LANCIABOMBE (fr. mortier de tranchée; ted. Minenwerfer; ingl. trench mortar)
Arma per il lancio di bombe ad alto esplosivo usata dalla fanteria nella guerra mondiale non appena lo stabilizzarsi del fronte richiese l'uso di un'arma semplice, robusta, di agevole trasporto, di pronto impiego e di facile manovrabilità per battere a breve distanza con tiro rapido ed efficace le antistanti trincee nemiche, le postazioni di mitragliatrici, i posti di osservazione, per difendere l'accesso ai varchi dei reticolati, per preparare ed accompagnare l'assalto. Fu usata per la prima volta dai Tedeschi nella battaglia dell'Aisne nel settembre 1914 e quindi dagli altri eserciti che si valsero di tipi diversissimi, via via perfezionati nel rendimento e nella sicurezza d'impiego. L'esercito italiano ebbe dapprima la racchetta-granata Poma, poi nel 1916-17 il lanciabombe francese Thévenot e il lanciatorpedini Bettica, sostituito all'inizio del 1918 col lanciabombe inglese Stokes.

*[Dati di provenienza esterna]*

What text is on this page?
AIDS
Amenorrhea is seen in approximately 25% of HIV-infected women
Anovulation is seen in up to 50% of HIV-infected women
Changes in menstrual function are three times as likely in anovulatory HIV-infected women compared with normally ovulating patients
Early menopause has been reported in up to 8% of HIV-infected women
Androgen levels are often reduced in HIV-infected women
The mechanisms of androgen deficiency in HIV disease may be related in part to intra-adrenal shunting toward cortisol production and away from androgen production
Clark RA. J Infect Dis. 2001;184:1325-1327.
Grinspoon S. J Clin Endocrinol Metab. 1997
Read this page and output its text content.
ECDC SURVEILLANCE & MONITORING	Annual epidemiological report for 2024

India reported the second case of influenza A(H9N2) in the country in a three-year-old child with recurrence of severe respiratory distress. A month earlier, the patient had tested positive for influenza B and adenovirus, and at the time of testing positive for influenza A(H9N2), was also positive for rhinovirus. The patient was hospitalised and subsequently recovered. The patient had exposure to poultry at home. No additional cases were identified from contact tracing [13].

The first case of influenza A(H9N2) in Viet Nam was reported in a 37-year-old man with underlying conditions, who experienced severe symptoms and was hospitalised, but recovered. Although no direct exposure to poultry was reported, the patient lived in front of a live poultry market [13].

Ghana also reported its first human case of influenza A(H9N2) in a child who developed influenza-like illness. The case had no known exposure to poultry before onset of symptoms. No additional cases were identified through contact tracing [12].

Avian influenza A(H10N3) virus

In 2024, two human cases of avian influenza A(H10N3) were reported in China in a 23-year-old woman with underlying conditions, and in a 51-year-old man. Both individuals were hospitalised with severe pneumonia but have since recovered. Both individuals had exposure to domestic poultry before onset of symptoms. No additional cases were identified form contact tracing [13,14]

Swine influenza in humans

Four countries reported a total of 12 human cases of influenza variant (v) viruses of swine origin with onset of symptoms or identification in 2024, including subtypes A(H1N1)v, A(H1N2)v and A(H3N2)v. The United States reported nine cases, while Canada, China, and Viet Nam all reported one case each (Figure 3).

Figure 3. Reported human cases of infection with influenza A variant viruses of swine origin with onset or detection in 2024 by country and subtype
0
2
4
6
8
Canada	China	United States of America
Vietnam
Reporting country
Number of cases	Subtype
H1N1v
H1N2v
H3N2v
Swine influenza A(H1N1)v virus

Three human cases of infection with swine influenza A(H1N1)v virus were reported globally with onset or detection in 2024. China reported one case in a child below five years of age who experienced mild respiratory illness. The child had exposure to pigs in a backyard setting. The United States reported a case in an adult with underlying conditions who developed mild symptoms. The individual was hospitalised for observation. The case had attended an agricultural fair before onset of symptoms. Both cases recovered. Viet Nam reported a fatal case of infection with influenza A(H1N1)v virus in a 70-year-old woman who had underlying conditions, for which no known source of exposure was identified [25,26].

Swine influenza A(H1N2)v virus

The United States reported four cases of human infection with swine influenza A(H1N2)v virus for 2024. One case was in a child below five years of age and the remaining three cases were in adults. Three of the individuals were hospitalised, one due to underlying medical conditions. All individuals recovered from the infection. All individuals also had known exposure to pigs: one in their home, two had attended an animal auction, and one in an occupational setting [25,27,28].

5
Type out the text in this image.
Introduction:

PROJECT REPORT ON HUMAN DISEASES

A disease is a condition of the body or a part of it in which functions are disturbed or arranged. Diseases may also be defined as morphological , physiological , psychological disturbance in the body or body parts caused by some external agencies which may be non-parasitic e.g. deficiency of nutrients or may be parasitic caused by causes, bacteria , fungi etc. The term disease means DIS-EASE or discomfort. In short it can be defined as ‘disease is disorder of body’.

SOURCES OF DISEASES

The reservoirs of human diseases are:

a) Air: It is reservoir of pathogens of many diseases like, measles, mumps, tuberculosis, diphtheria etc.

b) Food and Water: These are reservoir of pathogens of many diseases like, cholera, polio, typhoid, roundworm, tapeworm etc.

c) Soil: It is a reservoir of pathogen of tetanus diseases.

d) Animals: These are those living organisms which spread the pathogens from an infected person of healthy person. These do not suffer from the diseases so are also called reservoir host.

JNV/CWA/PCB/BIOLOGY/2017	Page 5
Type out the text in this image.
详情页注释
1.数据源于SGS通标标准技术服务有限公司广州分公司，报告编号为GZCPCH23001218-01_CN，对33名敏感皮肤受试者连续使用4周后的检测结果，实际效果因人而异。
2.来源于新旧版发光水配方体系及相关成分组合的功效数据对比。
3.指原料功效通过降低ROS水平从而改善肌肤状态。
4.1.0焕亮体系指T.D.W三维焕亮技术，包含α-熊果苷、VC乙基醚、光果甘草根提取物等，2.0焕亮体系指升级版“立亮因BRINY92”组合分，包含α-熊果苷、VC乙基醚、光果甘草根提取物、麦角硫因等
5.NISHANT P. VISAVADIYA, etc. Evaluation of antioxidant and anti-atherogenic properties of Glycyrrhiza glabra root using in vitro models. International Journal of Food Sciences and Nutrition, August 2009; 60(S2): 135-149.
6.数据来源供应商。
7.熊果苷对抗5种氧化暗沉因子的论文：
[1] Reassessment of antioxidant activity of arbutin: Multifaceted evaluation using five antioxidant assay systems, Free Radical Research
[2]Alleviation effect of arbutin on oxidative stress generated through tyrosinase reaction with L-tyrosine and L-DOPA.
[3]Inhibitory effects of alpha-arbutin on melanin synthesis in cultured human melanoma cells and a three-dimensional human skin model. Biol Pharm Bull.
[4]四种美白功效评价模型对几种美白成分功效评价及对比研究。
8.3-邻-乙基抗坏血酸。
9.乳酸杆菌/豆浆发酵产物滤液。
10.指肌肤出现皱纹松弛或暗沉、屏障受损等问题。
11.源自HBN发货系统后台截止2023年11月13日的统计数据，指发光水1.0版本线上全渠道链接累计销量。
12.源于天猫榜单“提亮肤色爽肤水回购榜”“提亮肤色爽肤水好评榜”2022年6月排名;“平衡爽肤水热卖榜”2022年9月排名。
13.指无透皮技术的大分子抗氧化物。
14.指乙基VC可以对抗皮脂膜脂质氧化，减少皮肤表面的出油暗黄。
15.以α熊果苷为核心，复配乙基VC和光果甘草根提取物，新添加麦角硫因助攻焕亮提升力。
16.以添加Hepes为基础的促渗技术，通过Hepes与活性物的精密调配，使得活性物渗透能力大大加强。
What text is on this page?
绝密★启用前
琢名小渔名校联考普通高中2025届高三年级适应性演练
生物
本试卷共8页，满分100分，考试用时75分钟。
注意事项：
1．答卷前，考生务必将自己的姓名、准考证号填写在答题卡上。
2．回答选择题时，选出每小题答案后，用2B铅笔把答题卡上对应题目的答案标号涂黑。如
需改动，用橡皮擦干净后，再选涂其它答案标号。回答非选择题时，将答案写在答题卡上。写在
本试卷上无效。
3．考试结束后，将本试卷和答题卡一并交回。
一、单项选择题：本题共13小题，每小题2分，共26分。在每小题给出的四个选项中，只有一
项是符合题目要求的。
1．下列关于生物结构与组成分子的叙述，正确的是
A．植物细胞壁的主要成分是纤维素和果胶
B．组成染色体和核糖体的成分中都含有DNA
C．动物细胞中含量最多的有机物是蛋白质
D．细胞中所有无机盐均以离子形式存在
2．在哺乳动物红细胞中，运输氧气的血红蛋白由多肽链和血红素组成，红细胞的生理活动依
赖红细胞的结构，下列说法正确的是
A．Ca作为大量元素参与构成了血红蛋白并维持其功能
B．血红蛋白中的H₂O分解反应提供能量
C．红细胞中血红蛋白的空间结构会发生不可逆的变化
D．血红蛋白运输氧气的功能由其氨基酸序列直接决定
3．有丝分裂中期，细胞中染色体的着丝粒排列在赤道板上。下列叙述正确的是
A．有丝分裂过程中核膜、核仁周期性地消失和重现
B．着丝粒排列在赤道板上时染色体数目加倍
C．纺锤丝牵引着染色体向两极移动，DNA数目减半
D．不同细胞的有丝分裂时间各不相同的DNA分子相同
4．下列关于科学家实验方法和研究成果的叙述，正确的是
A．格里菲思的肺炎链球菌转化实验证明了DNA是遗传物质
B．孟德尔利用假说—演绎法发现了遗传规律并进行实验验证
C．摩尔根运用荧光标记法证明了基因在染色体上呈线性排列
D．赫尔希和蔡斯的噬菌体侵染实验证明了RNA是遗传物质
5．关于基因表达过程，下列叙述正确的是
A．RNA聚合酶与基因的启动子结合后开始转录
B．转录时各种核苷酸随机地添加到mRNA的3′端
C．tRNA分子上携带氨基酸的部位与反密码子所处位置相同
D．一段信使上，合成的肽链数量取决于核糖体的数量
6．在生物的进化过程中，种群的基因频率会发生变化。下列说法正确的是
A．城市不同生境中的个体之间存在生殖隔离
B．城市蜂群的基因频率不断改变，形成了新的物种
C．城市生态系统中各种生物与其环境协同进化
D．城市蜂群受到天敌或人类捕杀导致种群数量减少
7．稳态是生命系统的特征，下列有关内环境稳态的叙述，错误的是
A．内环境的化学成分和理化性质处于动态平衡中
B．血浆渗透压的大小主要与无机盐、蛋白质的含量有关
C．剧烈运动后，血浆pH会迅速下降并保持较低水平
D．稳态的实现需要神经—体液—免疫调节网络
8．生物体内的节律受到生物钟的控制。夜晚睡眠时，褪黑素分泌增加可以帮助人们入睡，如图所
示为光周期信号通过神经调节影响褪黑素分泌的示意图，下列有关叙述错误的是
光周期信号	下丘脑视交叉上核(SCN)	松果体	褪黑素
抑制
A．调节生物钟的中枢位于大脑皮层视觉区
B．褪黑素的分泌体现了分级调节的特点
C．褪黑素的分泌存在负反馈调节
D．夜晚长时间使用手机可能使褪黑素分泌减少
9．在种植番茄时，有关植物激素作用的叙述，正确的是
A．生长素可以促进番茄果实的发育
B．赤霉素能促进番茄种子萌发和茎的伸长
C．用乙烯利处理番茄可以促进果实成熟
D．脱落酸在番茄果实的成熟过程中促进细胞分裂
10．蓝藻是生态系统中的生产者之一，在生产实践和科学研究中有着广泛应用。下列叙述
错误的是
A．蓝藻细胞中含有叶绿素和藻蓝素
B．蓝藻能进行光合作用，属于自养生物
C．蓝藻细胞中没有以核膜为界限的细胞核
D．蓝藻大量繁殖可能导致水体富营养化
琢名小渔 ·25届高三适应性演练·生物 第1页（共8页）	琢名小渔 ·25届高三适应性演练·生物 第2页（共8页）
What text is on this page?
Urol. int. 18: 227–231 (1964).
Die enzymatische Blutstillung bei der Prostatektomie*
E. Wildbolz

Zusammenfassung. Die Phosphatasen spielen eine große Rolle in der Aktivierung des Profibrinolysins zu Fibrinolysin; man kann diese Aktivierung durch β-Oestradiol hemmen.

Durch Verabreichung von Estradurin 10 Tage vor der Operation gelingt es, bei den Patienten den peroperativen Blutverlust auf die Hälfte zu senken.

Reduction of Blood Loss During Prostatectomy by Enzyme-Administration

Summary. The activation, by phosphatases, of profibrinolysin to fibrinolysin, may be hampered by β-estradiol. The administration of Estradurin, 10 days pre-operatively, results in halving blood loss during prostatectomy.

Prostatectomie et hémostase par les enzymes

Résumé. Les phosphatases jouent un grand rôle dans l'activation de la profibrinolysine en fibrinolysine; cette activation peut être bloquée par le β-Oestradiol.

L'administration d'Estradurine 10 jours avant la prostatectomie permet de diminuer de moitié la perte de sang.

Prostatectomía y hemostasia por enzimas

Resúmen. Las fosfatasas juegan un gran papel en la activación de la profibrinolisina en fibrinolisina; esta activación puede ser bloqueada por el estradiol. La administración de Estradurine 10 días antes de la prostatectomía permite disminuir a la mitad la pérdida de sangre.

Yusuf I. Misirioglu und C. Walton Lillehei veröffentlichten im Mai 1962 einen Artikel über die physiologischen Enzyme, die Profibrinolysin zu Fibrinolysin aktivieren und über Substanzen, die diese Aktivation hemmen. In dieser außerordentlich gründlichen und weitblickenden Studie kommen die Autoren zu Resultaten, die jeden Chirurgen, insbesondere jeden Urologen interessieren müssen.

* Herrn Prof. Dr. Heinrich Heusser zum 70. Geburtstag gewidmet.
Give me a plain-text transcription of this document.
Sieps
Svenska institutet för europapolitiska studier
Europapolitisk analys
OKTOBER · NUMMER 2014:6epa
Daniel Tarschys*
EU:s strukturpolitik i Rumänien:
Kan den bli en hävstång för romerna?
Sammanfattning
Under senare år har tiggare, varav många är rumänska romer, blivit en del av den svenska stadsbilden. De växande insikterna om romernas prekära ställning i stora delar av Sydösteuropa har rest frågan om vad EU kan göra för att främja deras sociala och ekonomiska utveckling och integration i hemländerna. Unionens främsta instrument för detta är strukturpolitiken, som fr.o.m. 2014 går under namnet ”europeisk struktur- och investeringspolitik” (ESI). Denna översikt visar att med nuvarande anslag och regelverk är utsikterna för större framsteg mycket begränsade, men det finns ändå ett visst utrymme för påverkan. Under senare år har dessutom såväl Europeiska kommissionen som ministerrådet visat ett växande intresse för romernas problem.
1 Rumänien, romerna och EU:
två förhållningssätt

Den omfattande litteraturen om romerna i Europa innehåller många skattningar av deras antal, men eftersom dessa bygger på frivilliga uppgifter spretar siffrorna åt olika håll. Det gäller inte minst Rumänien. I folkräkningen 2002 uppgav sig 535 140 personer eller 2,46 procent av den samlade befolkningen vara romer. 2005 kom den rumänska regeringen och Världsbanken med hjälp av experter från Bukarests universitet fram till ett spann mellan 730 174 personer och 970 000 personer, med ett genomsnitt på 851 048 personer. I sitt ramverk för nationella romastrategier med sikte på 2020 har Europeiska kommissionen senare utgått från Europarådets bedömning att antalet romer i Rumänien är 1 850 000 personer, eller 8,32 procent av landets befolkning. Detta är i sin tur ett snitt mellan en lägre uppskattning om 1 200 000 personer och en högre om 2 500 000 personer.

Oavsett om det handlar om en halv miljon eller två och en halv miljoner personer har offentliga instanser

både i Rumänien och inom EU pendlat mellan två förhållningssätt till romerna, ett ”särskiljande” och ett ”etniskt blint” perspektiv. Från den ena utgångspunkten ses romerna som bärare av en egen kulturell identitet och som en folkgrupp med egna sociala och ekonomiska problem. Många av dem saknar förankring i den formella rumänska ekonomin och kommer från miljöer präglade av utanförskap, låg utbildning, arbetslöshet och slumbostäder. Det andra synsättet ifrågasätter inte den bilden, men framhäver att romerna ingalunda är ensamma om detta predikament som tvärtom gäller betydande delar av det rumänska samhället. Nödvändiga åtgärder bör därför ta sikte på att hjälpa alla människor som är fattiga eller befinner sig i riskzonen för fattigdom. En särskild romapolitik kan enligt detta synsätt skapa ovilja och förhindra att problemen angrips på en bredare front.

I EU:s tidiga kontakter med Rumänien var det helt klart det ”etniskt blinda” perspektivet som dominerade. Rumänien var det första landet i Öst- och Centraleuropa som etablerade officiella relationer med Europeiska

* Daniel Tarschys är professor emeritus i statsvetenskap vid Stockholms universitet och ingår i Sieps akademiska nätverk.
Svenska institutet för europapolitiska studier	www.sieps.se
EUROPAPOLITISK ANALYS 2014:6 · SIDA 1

È questo un tubo di acciaio, del calibro dí 76 mm. e della lunghezza di m. 1,10, montato su cavalletto con semplici congegni per la direzione e l'elevazione e munito di una piastra di sostegno posteriore. Il proiettile, del peso di kg. 4,250-4,850 con 650 gr. di alto esplosivo, è introdotto nella bocca dell'arma e la sua caduta provoca il funzionamento del percussore (ottenibile anche a mano); è lanciato alla distanza di 565-750 m., con raggio di azione di 200 m., con celerità massima di tiro di 18 colpi al minuto; il peso complessivo dell'arma è di 50 kg.
Come piccolo lanciabombe fu usato anche il fucile e nel dopoguerra il moschetto per armi speciali, applicando al lato destro di esso il tromboncino mod. 28 costituito di una camera con culatta chiusa dallo stesso otturatore dell'arma; si adopera come carica di lancio la cartuccia ordinaria priva di pallottole e si ottengono tiri fino alla distanza di 300 m.
Per l'esercito italiano, v. mortaio, App.